Sen. Capito Says 'Indications' Of Compromise On Infrastructure Bill Sen. Shelley Moore Capito, R-W.Va., listens during the confirmation hearing for Administrator of the EPA Michael Regan on Feb. 3, 2021. (Brandon Bell-Pool/Getty Images)
Sunday, 25 April 2021 11:57 AM
Sen. Shelley Moore Capito, R-W. Va., said there are “indications” of a compromise on a massive infrastructure bill, including incorporating unused COVID-19 funds to pay for it.
In an interview on CNN’s “State of the Union,” Capito said the Senate has “really narrowed” the scope of a $2 trillion measure proposed by President Joe Biden and passed by the Democrat-controlled House.
“We really narrowed the focus on infrastructure to really look at physical infrastructure, roads, bridges, rail, airports, water systems,” she said. “The president's bill, the $2.2 trillion goes far afield from that.”
She added the starting point in the discussion “an apples to apple comparison of the physical structure, the core infrastructure of his plan with what matches up with what [Republicans] put forward.”
“The president asked for our plan, and we thought it was really important to put a marker in to show what we thought was important, what's going to be a job creating infrastructure plan, and how much it would be,” she said, adding: “All indications are it's time to really start putting the pencils to the paper.”
According to Capito, there are ways to fund the work without raising taxes — including putting unused “COVID dollars that have already been appropriated and move that towards infrastructure.”
“Let our cities and towns use that money for roads and bridges,” she said. “We've got some really good ideas that don't incorporate raising any taxes, but simply looks at the users and the consumers of infrastructure and says let's pay with this with dollars that we generate from those entities.
Capito also weighed in on police reform in the wake of fired Minneapolis officer Derek Chauvin’s conviction in the murder of George Floyd — saying she supports GOP South Carolina Sen. Tim Scott’s proposal for qualified immunity that would allow people to sue police departments but not individual officers.
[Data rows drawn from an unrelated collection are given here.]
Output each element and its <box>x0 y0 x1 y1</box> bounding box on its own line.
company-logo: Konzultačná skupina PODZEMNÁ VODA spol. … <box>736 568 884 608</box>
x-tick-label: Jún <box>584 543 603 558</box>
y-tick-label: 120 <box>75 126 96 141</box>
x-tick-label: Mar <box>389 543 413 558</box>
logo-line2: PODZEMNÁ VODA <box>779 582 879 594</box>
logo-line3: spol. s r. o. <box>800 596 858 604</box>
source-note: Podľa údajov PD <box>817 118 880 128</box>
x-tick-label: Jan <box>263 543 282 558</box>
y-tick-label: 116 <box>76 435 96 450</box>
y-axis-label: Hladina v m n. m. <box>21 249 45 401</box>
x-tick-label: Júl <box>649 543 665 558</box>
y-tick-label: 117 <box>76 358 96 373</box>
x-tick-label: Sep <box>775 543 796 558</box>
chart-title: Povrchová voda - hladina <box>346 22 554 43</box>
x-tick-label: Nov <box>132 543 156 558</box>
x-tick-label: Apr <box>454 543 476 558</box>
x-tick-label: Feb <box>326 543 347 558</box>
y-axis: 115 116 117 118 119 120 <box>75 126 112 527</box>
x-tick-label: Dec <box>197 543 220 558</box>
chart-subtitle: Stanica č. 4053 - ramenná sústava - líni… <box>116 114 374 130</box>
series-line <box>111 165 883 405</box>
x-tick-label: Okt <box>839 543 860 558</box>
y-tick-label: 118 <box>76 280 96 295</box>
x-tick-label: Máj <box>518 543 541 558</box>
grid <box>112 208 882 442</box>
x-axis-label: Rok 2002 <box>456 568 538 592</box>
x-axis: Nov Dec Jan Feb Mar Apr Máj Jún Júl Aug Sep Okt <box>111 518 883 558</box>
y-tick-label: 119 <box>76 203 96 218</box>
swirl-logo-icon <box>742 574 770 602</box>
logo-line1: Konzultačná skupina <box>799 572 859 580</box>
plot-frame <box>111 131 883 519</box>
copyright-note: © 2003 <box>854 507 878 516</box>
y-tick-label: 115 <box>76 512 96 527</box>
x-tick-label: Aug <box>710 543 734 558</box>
“I definitely support Sen. Scott's efforts,” she said, adding reform is “probably past due.”
“I think other things that we have in the Justice Act would eliminate choke holds, it makes the registry so that you're not passing bad cop to bad cop. There's a lot of really good things that I think are going to be the core of any kind of justice bill that we pass,” she said.
She also asserted she doesn’t agree with fellow GOP Sen. Ron Johnson of Wisconsin, who opposes pushing for everyone to get a COVID-19 vaccine.
“I think we ought to move forward,” she insisted. “West Virginia has done a great job in this area but we're starting to find that we have more vaccine than we do have people who are willing to step forward. I'm trying to do whatever I can to say it's safe, it's reliable, and it's really about you and your neighbor and that's what we need.”